Fig 7. Structure activity relationships for various drug classes against Hs.5HT7R and Sm.5HTR.

Comparison of IC₅₀s for compounds inhibiting cAMP generation via Hs.5HT7R (abscissa) or Sm.5HTR (ordinate). Compounds with no preferential selectivity for either receptor, showing similar IC₅₀s, would cluster along the solid line. Hits in the lower right quadrant (red square) show sub-μM potency at Sm.5HTR but supra-μM potency at Hs.5HT7R. Four compounds meet this criterion (bromocriptine = ‘39’, rotundine = ‘37’, tetrandrine = ‘31’ and tetrabenazine = ‘32’).

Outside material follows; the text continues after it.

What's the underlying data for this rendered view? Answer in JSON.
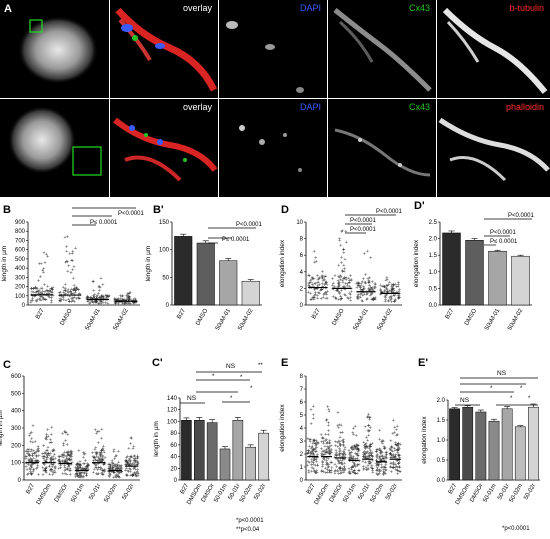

Compound classes are indicated as follows: ergot alkaloids (green), isoquinolines (blue), tricyclic and tetracyclic antidepressants (magenta), sulfonyl compounds (orange), miscellaneous structures (open). Individual compounds are: 1, SB269970; 2, amisulpride; 3, SB742457; 4, olanzapine; 5, mianserin; 6, quetiapine; 7, clozapine; 8, cyproheptadine; 9, ketotifen; 10, loratadine; 11, maprotiline; 12, clomipramine; 13, desloratadine; 14, rupatadine; 15, vortioxetine; 16, amitriptyline; 17, risperidone; 18, domperidone; 19, chlorprothixene; 20, clemastine; 21, aripiprazole; 22, ketanserin; 23, ifenprodil; 24, tripelennamine; 25, fluoxetine; 26, atomoxetine; 27, orphenadrine; 28, lisuride; 29, benztropine; 30, cyclizine; 31, tetrandrine; 32, tetrabenazine; 33, berberine; 34, 6, 7-diethoxy-1, 2, 3, 4-tetrahydroisoquinoline; 35, corynoline; 36, alfuzosin; 37, rotundine; 38, fanchinoline; 39, bromocriptine; 40, metergoline; 41, LY215840; 42, nicergoline; 43, mesulergine; 44, dihydroergocristine.